14. It could thus be seen that the Government has considered the feasibility of the alternate land and has rejected the same, citing acceptable reasons.
15. The requirement of the land being contiguous to the existing Medical College campus, in tandem with the above interpretation of this Court, also finds a place in paragraph no.14 of Ext.P10, where it is specifically stated as follows:
“14. …......Therefore, the request of the petitioners to conduct a social impact study of the alternate proposal for acquiring 50 Acres of land which is not contiguous to the existing hospital infrastructure is rejected and the District Collector is directed to proceed with the acquisition of the 2.8107 Hectare of land for the development of Government Medical College, Manjeri. ”
16. There, the fact that the 50 acres of land is not contiguous to the existing hospital infrastructure, has been specifically espoused as a reason for rejection.

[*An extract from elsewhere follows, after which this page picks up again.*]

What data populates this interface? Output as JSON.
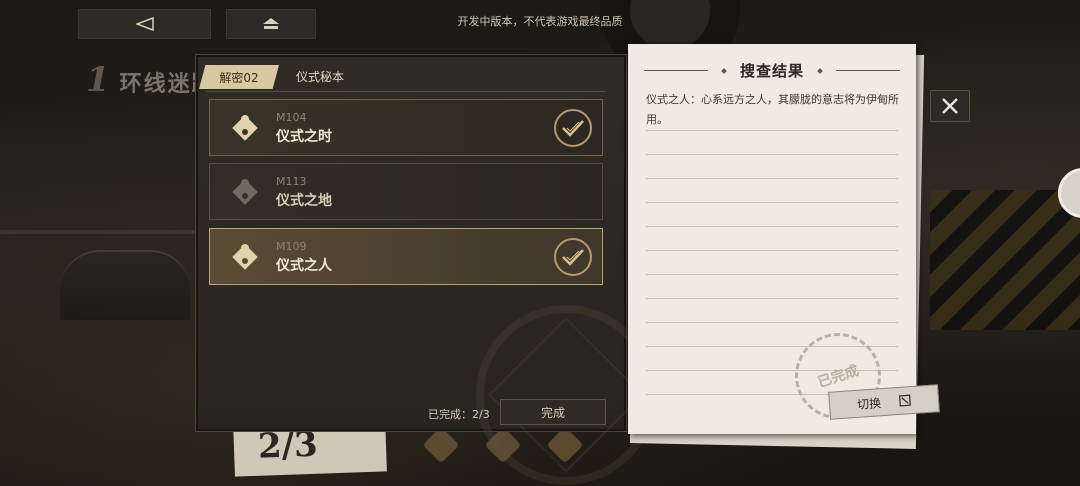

17. Apart from the ground based on the availability of the alternate place, as envisaged in Section 4(4)(e) of the 2013 Act, no other argument was pressed into service by the learned counsel for the petitioner in W.P.(C) No.5347/2025 before me. A perusal of the grounds stated in the Writ Petition would also indicate that the hallmark of the petitioner's contention is centered around the non-consideration of the alternate place and its feasibility, by the Government, more so when the same is recommended in the S.I.A study report and also the report of the Expert Group. For the reasons afore cited, the grounds urged fail, with the result, W.P.(C) No.5347/2025 will stand dismissed.
18. W.P.(C).No.16013/2025
Coming to this Writ Petition, learned counsel for the petitioner would argue one additional point, other than accepting and adopting the contentions raised by the learned counsel for the petitioner in W.P.(C) No.5347/2025. This Court, therefore, need only address that additional point, which stems from the following directions in Ext.P10:
“...Also the District Collector is directed to take steps to examine the concern raised by Sri.Sazib Puthussery (2nd petitioner) that if the proposed alignment of the acquisition could be slightly adjusted, from the currently marked position, specifically by shifting it 4 to 5 meters towards the southwest on one side, then his building would be outside the purview of acquisition.”
19. The petitioner seeks a similar treatment in respect of his property. The relief seems to be innocuous, inasmuch as it does not interfere with the proceedings, vide Ext.P10. Even in Ext.P10, in the case of Sri.Sazib Puthussery, all what is directed to the District Collector is to consider his claim by making suitable modifications to the alignment, if feasible. There will be similar direction to the 4th respondent/District Collector to consider the petitioner's case, as well, to explore the possibility of excluding the petitioner's property/building by making slight adjustment to the alignment. Let the above direction be considered and Orders passed, within a period of two months from the date of receipt of the copy of this judgment. Petitioner will produce a copy of the judgment before the 4th respondent/District Collector, for compliance. W.P.(C) No.16013/2025 is allowed to the limited extent, indicated above.